特濃で作ったヨーグルトをスプーンですくった

まぜてみると、ちょっとクリームみたいな見た目ですね。これまでは乳脂肪分が多いほど美味しいのかな、と考えてたんですがそんな単純でもなかった、、、。ヨーグルトに合うのはやはり味のバランスがとれている普通の牛乳だなと思いました。ヨーグルトメーカーの説明書が牛乳を推すだけはあります。

 

まとめ

今回食べ比べをしてみて分かったことは、乳脂肪分が少ないほど固まりが緩いし酸味が強く、ホエーも多くなるということ。コクも弱いです。反対に乳脂肪分が多いとしっかり固まって、酸味が少なくまろやかで、ヨーグルトの味に厚みが出るみたい。

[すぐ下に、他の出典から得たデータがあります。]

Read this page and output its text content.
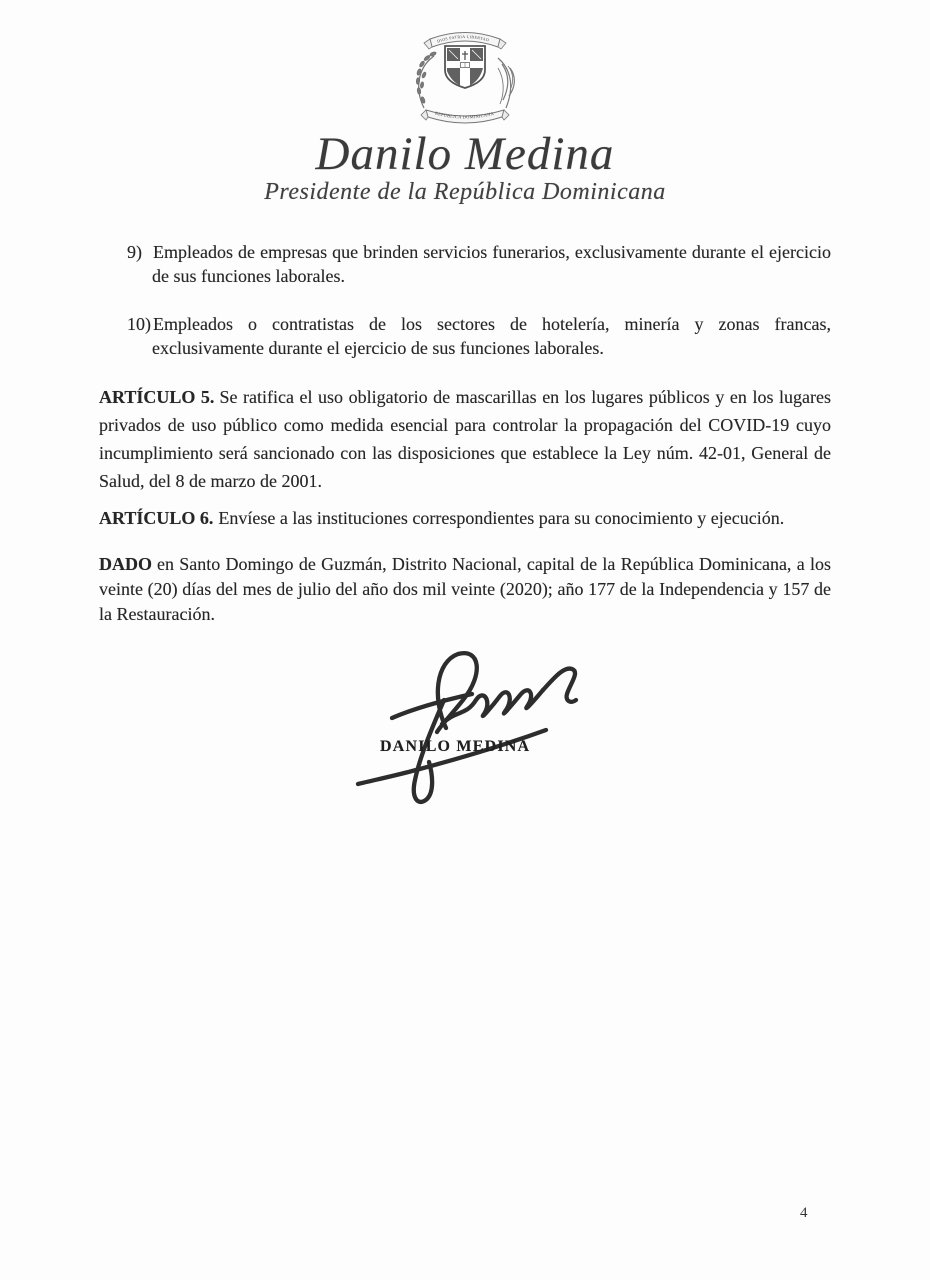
DIOS PATRIA LIBERTAD
REPÚBLICA DOMINICANA
Danilo Medina
Presidente de la República Dominicana
9) Empleados de empresas que brinden servicios funerarios, exclusivamente durante el ejercicio de sus funciones laborales.
10) Empleados o contratistas de los sectores de hotelería, minería y zonas francas, exclusivamente durante el ejercicio de sus funciones laborales.

ARTÍCULO 5. Se ratifica el uso obligatorio de mascarillas en los lugares públicos y en los lugares privados de uso público como medida esencial para controlar la propagación del COVID-19 cuyo incumplimiento será sancionado con las disposiciones que establece la Ley núm. 42-01, General de Salud, del 8 de marzo de 2001.

ARTÍCULO 6. Envíese a las instituciones correspondientes para su conocimiento y ejecución.

DADO en Santo Domingo de Guzmán, Distrito Nacional, capital de la República Dominicana, a los veinte (20) días del mes de julio del año dos mil veinte (2020); año 177 de la Independencia y 157 de la Restauración.

DANILO MEDINA
4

今まで牛乳なんてどれでも一緒だと思ってたんですが、こうやって食べ比べてみると結構違いがあるんだなと思いますね。私は酸味も欲しいけどコクが勝ってるヨーグルトが好きなので、乳脂肪分が多めのもの、さらに言えば乳脂肪分3.8%の牛乳が一番気に入りました

でも、牛乳の濃厚さが苦手だったり、酸味が強い、さっぱりしたヨーグルトを食べたい方は、無脂肪牛乳や低脂肪牛乳、成分調整牛乳を使ってみてもいいかもしれません。